As consumers, we expect organizations to do the basics to protect our data. Unfortunately, when they fail to do so, there’s not that much that consumers can really do to put the genie back in the bottle. The data, once compromised, remains compromised.

The payment card industry data security standard (PCI DSS) has been around for more than a decade, and securing a database of card data with a password has been a basic requirement since the first version.

Last edited 4 years ago by Tim Erlin
Jonathan Knudsen
Jonathan Knudsen , Senior Security Strategist
August 22, 2019 5:37 pm

The security of an organisation is only as strong as its weakest link. In this case, one employee made one bad decision that had huge consequences. Even if products and services are created using a secure software development life cycle (SDLC), any victories there are negated when similar security-forward processes are not followed in deployment, operations, and elsewhere within the organization. Meaningful risk reduction occurs only when a security-first approach pervades every area of an organisation.

Last edited 4 years ago by Jonathan Knudsen
Matt Keil
Matt Keil , Director of Product Marketing
August 22, 2019 5:32 pm

The exposure of credit card information by MoviePass along with the discovery of 1M+ user records including emails by Lucious.com are new examples in the increasingly long list of insecure databases due to human error. These mistakes have become so frequent that we, as users, have become numb to the repeated human errors. Where are the checks and balances to confirm the resource is protected? At a minimum, organizations should follow the recommendations outlined here.

Last edited 4 years ago by Matt Keil
Adam Laub
Adam Laub , CMO
August 22, 2019 6:38 am

There are really two separate, yet closely related components to this story. On one side you have a database rich with sensitive, personally-identifiable information that is readable in plaintext. On the other, you have a misconfiguration that allows anyone with internet access to view that information. Which is worse? Had the data been masked, the information would still be accessible, but perhaps not so immediately valuable. If access rights were configured properly and appropriately, this discovery might never have been made and there would be no story in the first place. The right answer is both, as a layered approach to security is the ideal scenario, but either could have conceivably been enough to make this a non-issue. While convenient to say in light of this particular situation, organizations of any type or size can drastically mitigate their risk of finding themselves in these types of situations by focusing their time on locating and limiting access to the data attackers would be most interested in, as well as verifying desired configurations are being adhered to across all devices and information assets.

Last edited 4 years ago by Adam Laub
Chris DeRamus
Chris DeRamus , CTO and co-founder
August 21, 2019 4:19 pm

Leaving 58,000+ records containing payment card data unencrypted on a publicly accessible database is concerning, however, the fact that MoviePass initially ignored the vulnerability when it was notified is even worse. Misconfigurations like this are frequent, and enterprises should be thankful when white hat security researchers flag vulnerabilities before they can be exploited. Consumers that trusted MoviePass with their data expect their personally identifiable information to be protected with mature security controls. Within the months that MoviePass’ database was exposed, cybercriminals not only could have made fraudulent purchases, but they also could have launched phishing attacks against MoviePass customers to gain access to additional sensitive information.

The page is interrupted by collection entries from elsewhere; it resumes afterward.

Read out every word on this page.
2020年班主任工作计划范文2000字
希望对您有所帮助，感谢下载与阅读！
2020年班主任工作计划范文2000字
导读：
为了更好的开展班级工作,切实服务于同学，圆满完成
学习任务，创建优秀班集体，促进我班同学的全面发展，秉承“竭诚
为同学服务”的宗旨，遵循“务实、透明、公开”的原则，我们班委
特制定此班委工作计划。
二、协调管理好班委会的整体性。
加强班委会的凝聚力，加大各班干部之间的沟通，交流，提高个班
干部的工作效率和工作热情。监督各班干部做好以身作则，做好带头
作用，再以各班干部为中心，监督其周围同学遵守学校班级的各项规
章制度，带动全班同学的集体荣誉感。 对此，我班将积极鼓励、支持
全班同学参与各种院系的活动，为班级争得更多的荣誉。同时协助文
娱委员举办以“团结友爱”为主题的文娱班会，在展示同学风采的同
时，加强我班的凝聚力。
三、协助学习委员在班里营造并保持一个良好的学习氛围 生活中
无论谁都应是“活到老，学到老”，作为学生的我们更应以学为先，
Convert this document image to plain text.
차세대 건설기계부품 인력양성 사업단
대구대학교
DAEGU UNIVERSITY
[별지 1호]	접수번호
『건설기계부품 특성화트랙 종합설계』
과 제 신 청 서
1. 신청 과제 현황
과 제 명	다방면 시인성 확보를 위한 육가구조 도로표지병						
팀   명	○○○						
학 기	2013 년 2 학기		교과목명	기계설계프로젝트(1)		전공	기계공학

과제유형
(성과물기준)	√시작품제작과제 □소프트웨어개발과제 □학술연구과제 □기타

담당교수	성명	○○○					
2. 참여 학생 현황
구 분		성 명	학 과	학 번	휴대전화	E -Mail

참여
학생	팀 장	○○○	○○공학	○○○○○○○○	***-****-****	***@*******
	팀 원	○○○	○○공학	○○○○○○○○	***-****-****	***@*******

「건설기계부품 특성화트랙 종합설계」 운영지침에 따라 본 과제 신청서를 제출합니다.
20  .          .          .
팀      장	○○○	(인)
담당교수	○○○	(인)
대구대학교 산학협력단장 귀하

MoviePass joins Honda, AavGo, Rubrik, Gearbest and countless other organizations this year to fall victim to data leaks via cloud service misconfigurations. The truth is, most companies still lack the proper tools to identify and remediate insecure software configurations and deployments on a continuous basis. Automated cloud security solutions must be a priority for all companies that are using cloud services. Without these tools in place companies will continue to lack the ability to detect misconfigurations and alert the appropriate personnel to correct the issue or better drive automated remediation in real time.